Updated Oct. 5, 8:45 p.m. negotiations stall.
There’s no end in sight for the teacher strike in East St. Louis. On Monday, representatives for both the district and teacher union met with a federal mediator, but those talks stalled.
“I have no good news to report,” said Superintendent Arthur Culver. “We are still miles apart.”
The major sticking point is how long it would take teachers to max out their pay. The union wants a schedule that, barring a salary freeze, would allow a new teacher to reach the top of the pay scale in 11 years. But Culver said that’s not sustainable and wants a scale the stretches out across 21 years.
The district’s proposal would give teachers a $2,000 stipend and a raise that averages 2.6 percent per teacher. But Illinois Federation of Teachers spokesman Dave Comerford said moving to the longer schedule could drive new teachers away.
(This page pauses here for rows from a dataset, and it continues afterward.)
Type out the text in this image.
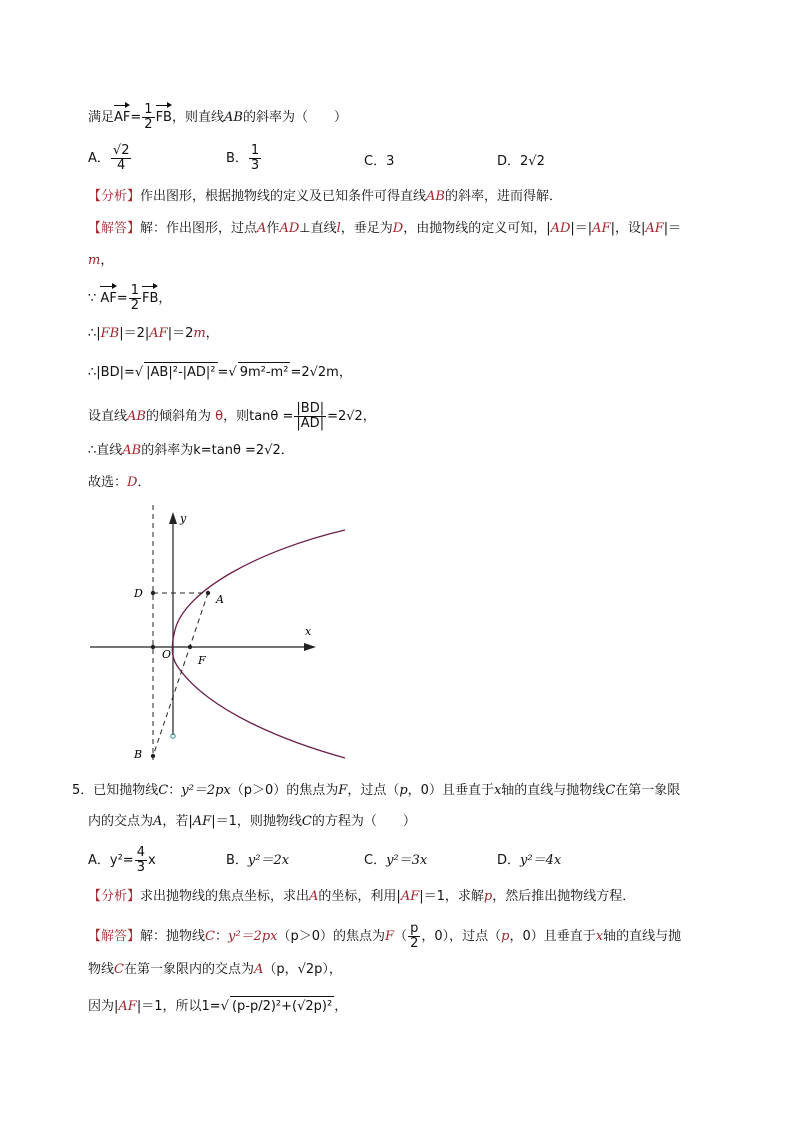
满足$AF= \frac{1}{2}$ FB，则直线AB的斜率为（　　）
A． $\frac{√2}{4}$	B． $\frac{1}{3}$	C．3	D．2√2
【分析】作出图形，根据抛物线的定义及已知条件可得直线AB的斜率，进而得解．
【解答】解：作出图形，过点A作AD⊥直线l，垂足为D，由抛物线的定义可知，|AD|＝|AF|，设|AF|＝
m，
∵ $AF= \frac{1}{2}$ FB，
∴|FB|＝2|AF|＝2m，
∴|BD|=√ |AB|²-|AD|² =√ 9m²-m² =2√2m，
设直线AB的倾斜角为 θ，则$\tan\theta = \frac{|BD|}{|AD|} =2√2$，
∴直线AB的斜率为k=tanθ =2√2．
故选：D．
y
x
D	A
O F
B
5．已知抛物线C：y²＝2px（p＞0）的焦点为F，过点（p，0）且垂直于x轴的直线与抛物线C在第一象限
内的交点为A，若|AF|＝1，则抛物线C的方程为（　　）
A．$y^2= \frac{4}{3}$ x	B．y²＝2x	C．y²＝3x	D．y²＝4x
【分析】求出抛物线的焦点坐标，求出A的坐标，利用|AF|＝1，求解p，然后推出抛物线方程．
【解答】解：抛物线C：y²＝2px（p＞0）的焦点为$F( \frac{p}{2}$ ，0），过点（p，0）且垂直于x轴的直线与抛
物线C在第一象限内的交点为A（p，√2p），
因为|AF|＝1，所以1=√ (p-p/2)²+(√2p)² ，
“This would basically equate to a career-long pay cut," Comerford said. "Many of the younger members said if that goes through, I can’t say here. I mean that’s a significant impact on someone’s future and one that we don’t believe is necessary.”
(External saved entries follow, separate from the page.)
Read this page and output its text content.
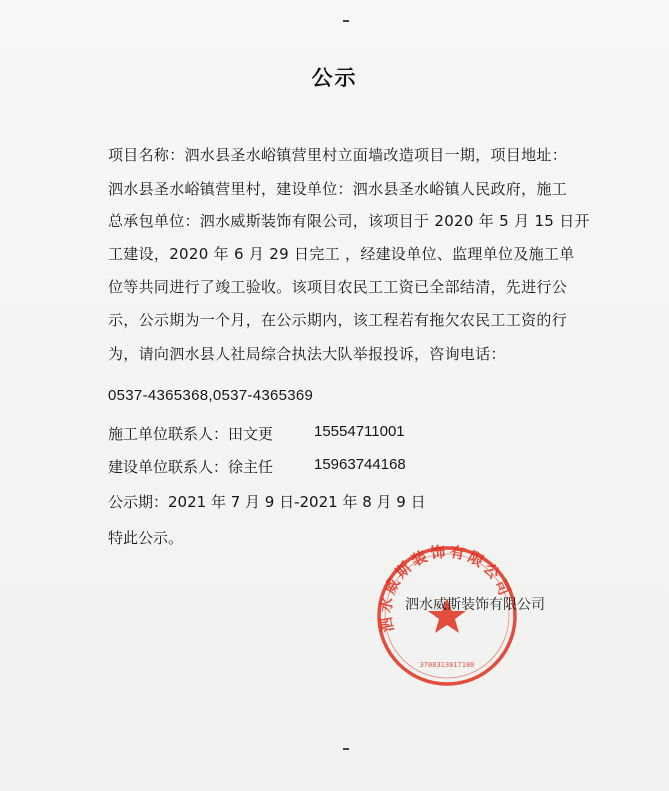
公示
项目名称：泗水县圣水峪镇营里村立面墙改造项目一期，项目地址：
泗水县圣水峪镇营里村，建设单位：泗水县圣水峪镇人民政府，施工
总承包单位：泗水威斯装饰有限公司，该项目于 2020 年 5 月 15 日开
工建设，2020 年 6 月 29 日完工 ，经建设单位、监理单位及施工单
位等共同进行了竣工验收。该项目农民工工资已全部结清，先进行公
示，公示期为一个月，在公示期内，该工程若有拖欠农民工工资的行
为，请向泗水县人社局综合执法大队举报投诉，咨询电话：
0537-4365368,0537-4365369
施工单位联系人：田文更	15554711001
建设单位联系人：徐主任	15963744168
公示期：2021 年 7 月 9 日-2021 年 8 月 9 日
特此公示。
泗水威斯装饰有限公司
3708313017180
泗水威斯装饰有限公司
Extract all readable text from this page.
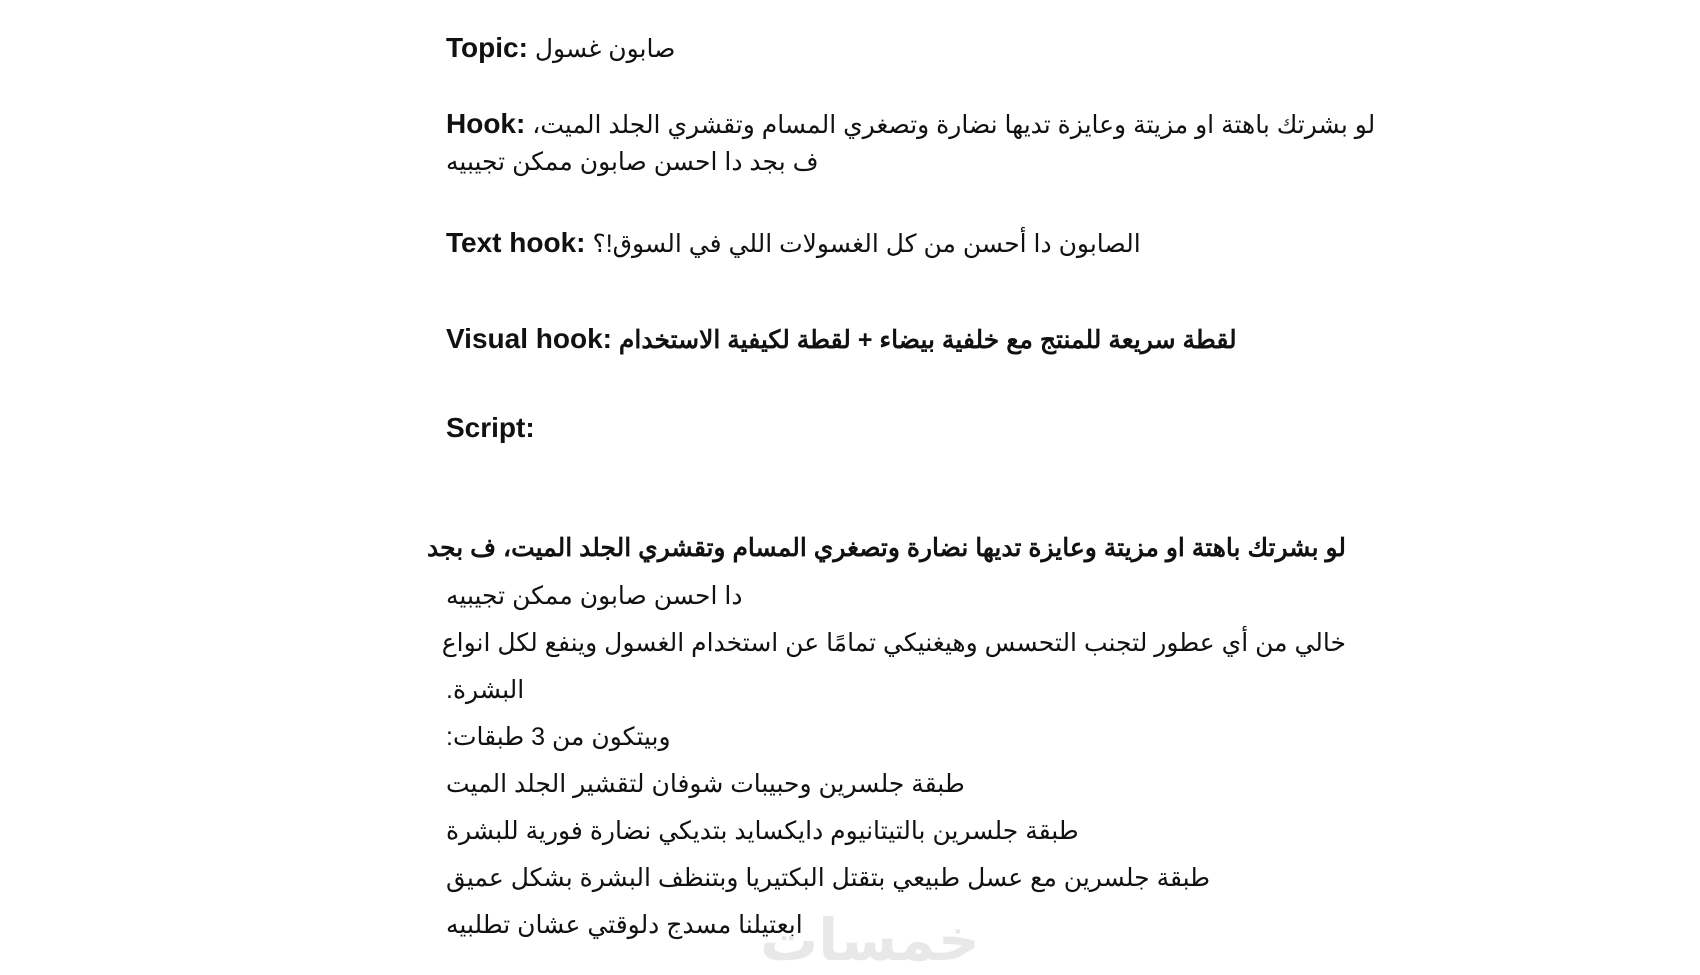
Topic: صابون غسول
Hook: لو بشرتك باهتة او مزيتة وعايزة تديها نضارة وتصغري المسام وتقشري الجلد الميت،
ف بجد دا احسن صابون ممكن تجيبيه
Text hook: الصابون دا أحسن من كل الغسولات اللي في السوق!؟
Visual hook: لقطة سريعة للمنتج مع خلفية بيضاء + لقطة لكيفية الاستخدام
Script:
لو بشرتك باهتة او مزيتة وعايزة تديها نضارة وتصغري المسام وتقشري الجلد الميت، ف بجد
دا احسن صابون ممكن تجيبيه
خالي من أي عطور لتجنب التحسس وهيغنيكي تمامًا عن استخدام الغسول وينفع لكل انواع
البشرة.
وبيتكون من 3 طبقات:
طبقة جلسرين وحبيبات شوفان لتقشير الجلد الميت
طبقة جلسرين بالتيتانيوم دايكسايد بتديكي نضارة فورية للبشرة
طبقة جلسرين مع عسل طبيعي بتقتل البكتيريا وبتنظف البشرة بشكل عميق
ابعتيلنا مسدج دلوقتي عشان تطلبيه
خمسات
Union representatives say the school system could afford the 11-year schedule and Comerford pointed to what he said was more than $30 million in the district’s reserve fund. Culver said that money came from restructured debt, closing facilities, staff reductions and state money that he wasn’t sure would be there in the future. The money gives the district a roughly four month cushion in operating expenses, which Culver said is a fiscal best practice.
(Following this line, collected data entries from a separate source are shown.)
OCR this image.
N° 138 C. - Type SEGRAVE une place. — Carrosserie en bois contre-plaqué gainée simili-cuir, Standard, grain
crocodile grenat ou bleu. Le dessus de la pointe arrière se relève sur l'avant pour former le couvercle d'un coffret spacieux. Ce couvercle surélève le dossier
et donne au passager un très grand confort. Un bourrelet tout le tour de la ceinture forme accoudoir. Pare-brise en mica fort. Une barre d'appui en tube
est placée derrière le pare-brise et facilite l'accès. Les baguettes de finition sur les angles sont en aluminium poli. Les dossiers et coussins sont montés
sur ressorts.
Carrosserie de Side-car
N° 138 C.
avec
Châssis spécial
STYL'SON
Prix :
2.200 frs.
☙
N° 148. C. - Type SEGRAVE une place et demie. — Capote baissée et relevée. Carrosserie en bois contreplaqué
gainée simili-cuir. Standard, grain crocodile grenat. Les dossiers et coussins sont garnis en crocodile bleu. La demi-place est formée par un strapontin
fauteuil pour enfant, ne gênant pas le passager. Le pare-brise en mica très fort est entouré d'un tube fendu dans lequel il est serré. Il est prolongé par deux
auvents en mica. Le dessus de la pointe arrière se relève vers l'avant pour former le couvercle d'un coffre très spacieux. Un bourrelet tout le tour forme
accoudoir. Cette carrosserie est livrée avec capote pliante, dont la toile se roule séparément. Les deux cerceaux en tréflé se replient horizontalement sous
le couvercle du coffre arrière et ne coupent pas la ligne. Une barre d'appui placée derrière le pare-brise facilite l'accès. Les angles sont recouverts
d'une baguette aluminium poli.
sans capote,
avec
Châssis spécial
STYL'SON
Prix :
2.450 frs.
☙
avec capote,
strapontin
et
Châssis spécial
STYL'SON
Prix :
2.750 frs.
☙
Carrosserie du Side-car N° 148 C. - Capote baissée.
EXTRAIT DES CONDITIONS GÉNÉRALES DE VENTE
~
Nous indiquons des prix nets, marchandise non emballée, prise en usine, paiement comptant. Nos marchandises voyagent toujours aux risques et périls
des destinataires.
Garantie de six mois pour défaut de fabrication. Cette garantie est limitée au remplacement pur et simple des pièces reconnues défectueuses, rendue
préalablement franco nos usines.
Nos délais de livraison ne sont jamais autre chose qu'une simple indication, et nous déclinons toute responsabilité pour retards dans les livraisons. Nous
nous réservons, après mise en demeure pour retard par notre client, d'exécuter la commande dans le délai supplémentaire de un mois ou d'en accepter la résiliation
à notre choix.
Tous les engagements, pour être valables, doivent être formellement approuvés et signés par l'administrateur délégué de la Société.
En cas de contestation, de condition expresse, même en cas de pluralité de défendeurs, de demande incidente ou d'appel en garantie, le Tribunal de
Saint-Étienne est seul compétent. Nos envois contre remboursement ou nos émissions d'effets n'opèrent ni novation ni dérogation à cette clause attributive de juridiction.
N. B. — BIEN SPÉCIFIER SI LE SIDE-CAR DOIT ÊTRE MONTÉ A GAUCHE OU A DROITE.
As of Monday night, no further talks were scheduled. More than 6,000 students attend schools in the East St. Louis school district.
“Updated 4:45 p.m. Oct. 2 with news from union- School administrators and union leaders in East St. Louis are making plans to renew contract negotiations after two days of teacher strikes in East St. Louis.
Dave Comerford of the Illinois Federation of Teachers told St. Louis Public Radio a session with a federal mediator is scheduled for Monday. Comerferd said that means teachers will continue to strike at least through Monday.